THE STATE OF DISBELIEF by Juliet Rosenfeld (Short Books £12.99, 192 pp)

THE STATE OF DISBELIEF by Juliet Rosenfeld (Short Books £12.99, 192 pp)

Actually, I wanted to tell Rosenfeld, lots of us know that. I haven’t lost a partner myself, but I have listened to friends who have. I have heard them tell me of their own ‘short circuits’: the dialling of unanswerable phones, the handbags inexplicably put away in freezers, the work clothes slipped into, unthinking, on Sunday mornings.

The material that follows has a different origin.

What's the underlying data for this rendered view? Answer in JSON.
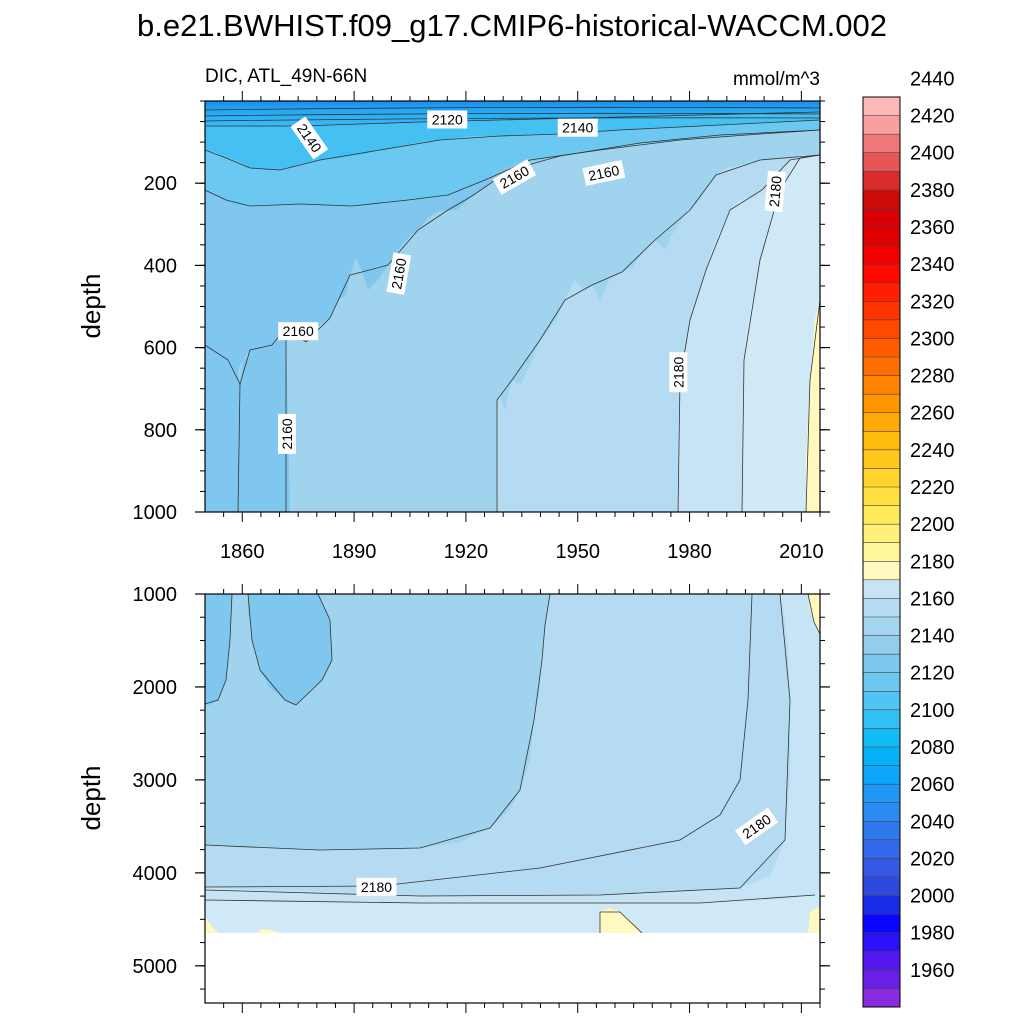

Something similar happened to her hero, Sigmund Freud. He wrote his book, Mourning And Melancholia in 1918. A few years later, his daughter Sophie died, aged 28, of Spanish flu and soon after that her four-year-old son succumbed to tuberculosis.

The great thinker, who had found a ‘meaning’ in everything, wrote: ‘I find the loss very hard to bear. I don’t think I have experienced such grief . . . I work out of sheer necessity; fundamentally everything has lost its meaning to me.’

By 1929, Freud accepted that ‘the acute sorrow we feel after such a loss will run its course, but also we will remain inconsolable, and will never find a substitute . . . and that is how it should be. It is the only way of perpetuating a love that we do not want to abandon.’

It is lovely to hear Rosenfeld describe learning to laugh again at the end of her book. I hope she doesn’t adhere to Andrew’s instructions that she remain single forever. I’m a big fan of therapy, but only the kind that allows people to find their own truths at their own supported pace.

I am glad that Rosenfeld will now be telling her own clients that, when it comes to grief, there are no stages and there is no plan. ‘There is only you and your loss. And time.’